Worse, as former Canadian diplomat James Bissett recently told reporters, the Canadian advisers might be inadvertently training neo-nazi militants, since the regular Ukrainian army has integrated some extreme-right militias. [Most of the so-called neo-nazis from Ukraine, Russia and Europe are fighting in the ranks of the Kremlin-backed terrorists in the Donbas.]

What are Mr. Harper’s motivations? Obviously, he’s determined to please the voters whose ancestors suffered under Soviet rule, most notably the powerful Ukrainian-Canadian lobby that holds the key to several Western rural ridings. The same electoral considerations probably inspired Mr. Harper’s strange decision to build a huge memorial dedicated to the victims of communism in the centre of Ottawa. There’s no question communism was an abject and murderous failure everywhere it has been tried, but why a monument to its victims, here and now, when communism -- a scourge that never took hold in Canada -- has been dead for 30 years? [It is precisely because of the failure of people like Ms. Gagnon to empathize with the millions of Canadians whose ancestors suffered from communist rule that this memorial is required.]

Electoral considerations are normal in politics. But it should be limited to domestic issues. By interfering in the Ukrainian conflict, Mr. Harper is playing a dangerous game. [On the contrary. Mr. Harper is showing world leadership.]
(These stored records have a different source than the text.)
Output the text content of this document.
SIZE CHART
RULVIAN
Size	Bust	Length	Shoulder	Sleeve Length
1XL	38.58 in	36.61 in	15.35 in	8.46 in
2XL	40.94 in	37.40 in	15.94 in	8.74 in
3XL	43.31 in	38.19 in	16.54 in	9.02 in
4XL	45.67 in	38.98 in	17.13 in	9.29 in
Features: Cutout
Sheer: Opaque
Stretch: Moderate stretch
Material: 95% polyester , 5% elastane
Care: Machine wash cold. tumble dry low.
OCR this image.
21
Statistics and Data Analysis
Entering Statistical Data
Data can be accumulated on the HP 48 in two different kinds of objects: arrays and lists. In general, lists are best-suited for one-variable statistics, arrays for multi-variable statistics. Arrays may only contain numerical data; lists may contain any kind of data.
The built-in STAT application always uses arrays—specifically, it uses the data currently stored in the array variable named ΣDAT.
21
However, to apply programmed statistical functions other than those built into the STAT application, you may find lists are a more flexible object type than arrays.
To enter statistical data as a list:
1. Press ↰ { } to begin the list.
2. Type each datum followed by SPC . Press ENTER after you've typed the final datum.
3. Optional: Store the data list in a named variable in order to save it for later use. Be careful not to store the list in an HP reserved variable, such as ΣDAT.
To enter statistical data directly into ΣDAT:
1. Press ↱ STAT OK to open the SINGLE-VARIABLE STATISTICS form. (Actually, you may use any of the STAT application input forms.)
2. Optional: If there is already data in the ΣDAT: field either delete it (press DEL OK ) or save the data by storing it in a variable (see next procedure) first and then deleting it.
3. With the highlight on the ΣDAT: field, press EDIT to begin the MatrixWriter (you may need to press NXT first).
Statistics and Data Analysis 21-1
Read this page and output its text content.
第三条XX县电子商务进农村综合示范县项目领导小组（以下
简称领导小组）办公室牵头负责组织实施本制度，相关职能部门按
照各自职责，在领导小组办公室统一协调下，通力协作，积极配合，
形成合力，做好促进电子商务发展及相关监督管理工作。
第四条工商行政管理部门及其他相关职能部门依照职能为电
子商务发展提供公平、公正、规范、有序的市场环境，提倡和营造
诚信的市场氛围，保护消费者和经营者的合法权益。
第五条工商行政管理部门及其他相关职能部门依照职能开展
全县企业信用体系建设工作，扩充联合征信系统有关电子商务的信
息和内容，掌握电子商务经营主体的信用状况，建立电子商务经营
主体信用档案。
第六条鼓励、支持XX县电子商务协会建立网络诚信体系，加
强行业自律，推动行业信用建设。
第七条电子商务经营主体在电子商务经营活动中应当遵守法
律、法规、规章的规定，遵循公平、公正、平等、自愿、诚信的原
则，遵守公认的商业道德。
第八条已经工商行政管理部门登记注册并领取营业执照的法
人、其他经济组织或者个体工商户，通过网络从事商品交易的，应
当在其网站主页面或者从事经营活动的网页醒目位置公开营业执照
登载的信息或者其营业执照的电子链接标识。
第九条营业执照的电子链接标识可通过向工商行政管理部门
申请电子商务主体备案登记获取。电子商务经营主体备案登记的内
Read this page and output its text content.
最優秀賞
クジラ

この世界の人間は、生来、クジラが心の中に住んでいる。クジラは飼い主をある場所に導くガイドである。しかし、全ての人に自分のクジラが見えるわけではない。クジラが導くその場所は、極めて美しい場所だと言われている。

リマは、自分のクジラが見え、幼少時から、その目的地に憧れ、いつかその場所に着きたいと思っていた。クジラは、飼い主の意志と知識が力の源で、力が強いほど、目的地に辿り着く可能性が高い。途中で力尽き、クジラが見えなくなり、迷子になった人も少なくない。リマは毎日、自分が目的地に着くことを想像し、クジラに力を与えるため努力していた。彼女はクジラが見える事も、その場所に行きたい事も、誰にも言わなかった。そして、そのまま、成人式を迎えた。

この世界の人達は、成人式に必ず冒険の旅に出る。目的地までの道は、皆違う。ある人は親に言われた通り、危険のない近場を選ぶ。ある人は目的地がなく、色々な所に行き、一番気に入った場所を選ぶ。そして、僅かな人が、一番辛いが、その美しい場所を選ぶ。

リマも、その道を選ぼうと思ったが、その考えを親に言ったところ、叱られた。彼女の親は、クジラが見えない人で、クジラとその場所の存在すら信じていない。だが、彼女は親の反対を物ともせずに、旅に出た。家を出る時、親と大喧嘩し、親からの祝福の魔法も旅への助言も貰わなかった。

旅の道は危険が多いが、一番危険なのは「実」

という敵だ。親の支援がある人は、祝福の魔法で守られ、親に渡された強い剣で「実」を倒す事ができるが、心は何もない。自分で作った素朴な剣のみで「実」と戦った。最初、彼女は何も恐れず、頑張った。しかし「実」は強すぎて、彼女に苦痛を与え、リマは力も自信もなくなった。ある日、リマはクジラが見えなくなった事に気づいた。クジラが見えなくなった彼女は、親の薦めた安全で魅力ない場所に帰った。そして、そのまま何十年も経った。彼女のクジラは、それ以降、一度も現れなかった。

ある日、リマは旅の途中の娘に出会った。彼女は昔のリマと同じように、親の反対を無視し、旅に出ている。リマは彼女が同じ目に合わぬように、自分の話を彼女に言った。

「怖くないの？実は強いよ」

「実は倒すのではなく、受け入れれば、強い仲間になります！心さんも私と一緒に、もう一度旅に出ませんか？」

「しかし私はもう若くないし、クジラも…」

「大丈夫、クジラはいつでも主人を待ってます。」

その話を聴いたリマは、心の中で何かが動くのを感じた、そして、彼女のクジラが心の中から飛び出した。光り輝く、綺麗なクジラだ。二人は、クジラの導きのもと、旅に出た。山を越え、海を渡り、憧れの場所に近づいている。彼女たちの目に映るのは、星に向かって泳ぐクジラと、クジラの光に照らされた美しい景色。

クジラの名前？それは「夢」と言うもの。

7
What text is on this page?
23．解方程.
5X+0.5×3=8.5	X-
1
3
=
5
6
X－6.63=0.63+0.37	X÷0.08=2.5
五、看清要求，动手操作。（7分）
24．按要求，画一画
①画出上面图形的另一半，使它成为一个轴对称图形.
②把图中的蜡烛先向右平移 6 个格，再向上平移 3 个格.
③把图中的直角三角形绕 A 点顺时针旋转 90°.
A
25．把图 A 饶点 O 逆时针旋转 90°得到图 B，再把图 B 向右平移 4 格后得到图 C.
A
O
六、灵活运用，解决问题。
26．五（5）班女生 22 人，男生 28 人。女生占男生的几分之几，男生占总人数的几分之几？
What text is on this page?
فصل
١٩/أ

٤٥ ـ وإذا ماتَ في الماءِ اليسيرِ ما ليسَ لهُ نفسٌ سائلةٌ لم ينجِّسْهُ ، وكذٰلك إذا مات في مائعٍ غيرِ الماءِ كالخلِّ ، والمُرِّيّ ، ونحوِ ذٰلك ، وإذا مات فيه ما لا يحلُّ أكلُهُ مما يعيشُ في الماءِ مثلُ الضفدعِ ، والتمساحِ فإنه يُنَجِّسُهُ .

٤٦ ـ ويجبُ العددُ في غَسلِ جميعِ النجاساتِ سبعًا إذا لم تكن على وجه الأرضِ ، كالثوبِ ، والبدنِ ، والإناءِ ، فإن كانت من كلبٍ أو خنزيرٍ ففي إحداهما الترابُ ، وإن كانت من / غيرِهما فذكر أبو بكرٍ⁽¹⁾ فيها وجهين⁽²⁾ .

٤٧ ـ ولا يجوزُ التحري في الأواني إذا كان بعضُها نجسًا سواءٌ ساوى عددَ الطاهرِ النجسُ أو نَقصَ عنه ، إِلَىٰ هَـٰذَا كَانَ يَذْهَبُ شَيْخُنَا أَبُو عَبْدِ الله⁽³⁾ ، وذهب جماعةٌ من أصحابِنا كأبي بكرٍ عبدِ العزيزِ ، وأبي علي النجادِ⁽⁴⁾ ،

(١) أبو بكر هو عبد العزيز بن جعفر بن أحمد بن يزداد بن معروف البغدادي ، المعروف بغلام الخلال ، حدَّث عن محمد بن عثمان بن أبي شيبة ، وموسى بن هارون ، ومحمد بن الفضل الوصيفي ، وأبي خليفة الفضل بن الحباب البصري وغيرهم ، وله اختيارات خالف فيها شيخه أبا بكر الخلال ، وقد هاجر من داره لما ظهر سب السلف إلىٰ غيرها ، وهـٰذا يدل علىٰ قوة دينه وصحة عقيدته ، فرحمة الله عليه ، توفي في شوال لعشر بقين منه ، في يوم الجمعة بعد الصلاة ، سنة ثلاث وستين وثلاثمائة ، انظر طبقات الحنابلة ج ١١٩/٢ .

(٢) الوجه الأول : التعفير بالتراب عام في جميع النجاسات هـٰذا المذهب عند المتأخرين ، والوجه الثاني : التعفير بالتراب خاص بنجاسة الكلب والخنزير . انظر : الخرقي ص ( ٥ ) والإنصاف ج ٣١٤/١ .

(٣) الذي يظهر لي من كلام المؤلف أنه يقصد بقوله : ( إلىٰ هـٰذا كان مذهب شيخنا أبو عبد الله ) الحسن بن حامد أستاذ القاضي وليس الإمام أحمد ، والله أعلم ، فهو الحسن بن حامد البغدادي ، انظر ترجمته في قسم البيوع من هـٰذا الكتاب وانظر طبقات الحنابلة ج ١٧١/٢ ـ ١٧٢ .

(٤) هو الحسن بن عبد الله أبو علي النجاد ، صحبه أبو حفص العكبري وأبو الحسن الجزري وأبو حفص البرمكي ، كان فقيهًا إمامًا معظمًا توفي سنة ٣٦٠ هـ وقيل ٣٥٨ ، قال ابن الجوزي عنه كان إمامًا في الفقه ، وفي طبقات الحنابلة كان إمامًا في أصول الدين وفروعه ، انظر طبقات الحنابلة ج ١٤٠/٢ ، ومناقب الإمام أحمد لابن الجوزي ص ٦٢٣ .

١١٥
[W.Z.  Studying the COMMENTS section is enlightening. The very first comments were all very Ukrainophobic and Putin trolls (I surmise), followed by anti-Harper sentiments. Only later do we get pro-Ukrainian comments and rebuttals. Below, we reproduce a Letter to the Editor sent in by Oksana Bashuk Hepburn for publication in the Toronto Globe and Mail.]

April 24, 2013
Letters to the Editor,
Dear Editor,
Our risky game in Ukraine, LYSIANE GAGNON in your fine paper, Apr. 23 2015, prompts three comments.
First: What are we doing in Ukraine?  Canada is taking a stand against a terrorist Russian president who is waging war on sovereign Ukraine to establish Russkyj Mir, a Russia world.  According to Putin, this calls for a defence of Russian-speakers in Canada with a eye on our Arctic.  This “new world order” has no global appeal as Russia is not a great power he claims it is.  Under Czarist or Communist rulers it contributed little to the well being of its own or forcefully occupied peoples. 
Second:  Canada’s national interest is served by assisting a nascent democracy on the border of a huge mass of Russia’s repressive autocracy and criminality.  Besides, Ukrainians turned Canada’s prairies into an agricultural powerhouse.  Presently, a Quebec agro firm has a whopping $150 million foreign aid project in Ukraine. And, every seventh Canadian has someone of Ukrainian descent in his/her life.  To suggest “no national interest” in Ukraine is an insult and exclussion just as denying Canada a relationship with the Francophonie would be.
Third: The Nazi term is a toxic bomb lobbed by Putin’s entourage to raise the hairs of Westerners who know lots about Germany’s evil and practically nothing about Russia’s. Putin’s aim: to detract from the current heinous crimes in Ukraine and, equally important, his threats to global security.  The Nazi canard has been dealt with months ago by international governments and institutions.  Shame, the message has not reached Ms. Gagnon or the Globe which persists on finding contributors with incorrect but populist views stuck in WWII rather than advance more the work of those who provide insights on how to deal with today’s Hitler.